Congratulations, men.


----------



## car (Sep 30, 2009)

Well done! And congratulations!


----------



## Ravage (Sep 30, 2009)

A small overview of the road to the Green Beret:

[ame]http://www.youtube.com/watch?v=kCmfOXVZBZI[/ame]


----------



## Gypsy (Sep 30, 2009)

Well done, Men.  Congrats, and Godspeed!


----------



## RustyShackleford (Sep 30, 2009)

Tyrant said:


> I'll be there!



LOL!  Congrats dude!


----------



## Muppet (Sep 30, 2009)

Well done men. Outstanding.

F.M.


----------



## Paddlefoot (Sep 30, 2009)

Congratulations, and good luck when you reach your units.


----------



## Centermass (Sep 30, 2009)

Tyrant said:


> I'll be there!



Congratulations Brother. :cool:


----------



## Gypsy (Sep 30, 2009)

Tyrant said:


> I'll be there!



:doh:  Congrats!!!


----------



## TLDR20 (Sep 30, 2009)

Tyrant said:


> I'll be there!



Congrats brother!!

I will be there as well, just to say congrats though


----------



## Poccington (Oct 1, 2009)

Tyrant said:


> I'll be there!



Congrats dude!

Also, congrats to everyone else that made it.


----------



## Frank S. (Oct 1, 2009)

Congratulations and heartfelt thanks for your service as well...


----------



## x SF med (Oct 1, 2009)

Tyrant
Congrats.  How many Service stripes did you earn while there?


----------



## Viper1 (Oct 1, 2009)

Congratulations!


----------



## TLDR20 (Oct 1, 2009)

Just got back from it, it was cool to see from the other side, not having to sweat my ass off standing at attention.


----------



## car (Oct 1, 2009)

cback0220 said:


> Just got back from it, it was cool to see from the other side, not having to sweat my ass off standing at attention.



Nice!


----------



## 7point62 (Oct 1, 2009)

What a proud moment for them.


----------



## Tyrant (Oct 1, 2009)

That was indeed a cool ceremony. Very professional.:cool:


----------



## harryd56 (Oct 1, 2009)

Congrads Gentlemen, Good Luck and may the good Lord bless you where ever you go.


----------



## harryd56 (Oct 1, 2009)

Congrads Gentlemen, Good Luck and may the good Lord bless you where ever you go.

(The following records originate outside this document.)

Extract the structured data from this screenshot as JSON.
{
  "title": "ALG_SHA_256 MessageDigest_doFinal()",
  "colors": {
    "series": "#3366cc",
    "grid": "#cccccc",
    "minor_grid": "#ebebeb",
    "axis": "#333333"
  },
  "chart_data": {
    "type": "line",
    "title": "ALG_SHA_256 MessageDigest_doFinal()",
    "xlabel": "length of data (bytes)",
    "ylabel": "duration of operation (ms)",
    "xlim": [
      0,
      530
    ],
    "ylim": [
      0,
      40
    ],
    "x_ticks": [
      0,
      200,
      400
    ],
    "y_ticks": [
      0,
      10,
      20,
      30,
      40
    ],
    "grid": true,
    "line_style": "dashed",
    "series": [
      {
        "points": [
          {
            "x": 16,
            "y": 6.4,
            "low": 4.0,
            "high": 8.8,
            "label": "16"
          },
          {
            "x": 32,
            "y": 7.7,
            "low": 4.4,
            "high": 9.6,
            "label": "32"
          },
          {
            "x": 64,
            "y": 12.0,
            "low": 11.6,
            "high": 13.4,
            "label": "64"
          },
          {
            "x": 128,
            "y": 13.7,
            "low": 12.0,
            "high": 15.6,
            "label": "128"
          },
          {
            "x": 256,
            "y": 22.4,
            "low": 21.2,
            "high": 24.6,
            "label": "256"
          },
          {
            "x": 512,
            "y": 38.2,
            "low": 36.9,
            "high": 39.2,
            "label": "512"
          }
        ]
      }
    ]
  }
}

"May the road rise up to meet you and, the wind be always at your back."]


----------



## 275ANGER! (Oct 3, 2009)

Tyrant said:


> I'll be there!



Trader! :)

Congratulations dude!


----------



## LibraryLady (Oct 3, 2009)

Tyrant said:


> That was indeed a cool ceremony. Very professional.:cool:



Congrats!

So... is your knife gonna be a safe queen?  

LL


----------



## Tyrant (Oct 3, 2009)

LibraryLady said:


> Congrats!
> 
> So... is your knife gonna be a safe queen?
> 
> LL



Hell no, that bad boy is going with me on my next trip overseas.


----------



## LibraryLady (Oct 3, 2009)

Tyrant said:


> Hell no, that bad boy is going with me on my next trip overseas.



Good for you.  Have you cut yourself yet?  

LL


----------



## Ravage (Oct 4, 2009)

> Command Sgt. Maj. Parry Baer, command sergeant major of the U.S. Army Special Operations Command, congratulates a member of the 247th Special Forces Qualification Course graduating class at the Crown Coliseum in Fayetteville, N.C., Oct. 2.  Baer was the guest speaker at the graduation, addressing the graduates who have spent more than a year in training to become Green Berets, the nation’s only dedicated Unconventional Warfare force. (Photo provided by US Army John F. Kennedy Special Warfare Center and School Public Affairs)


----------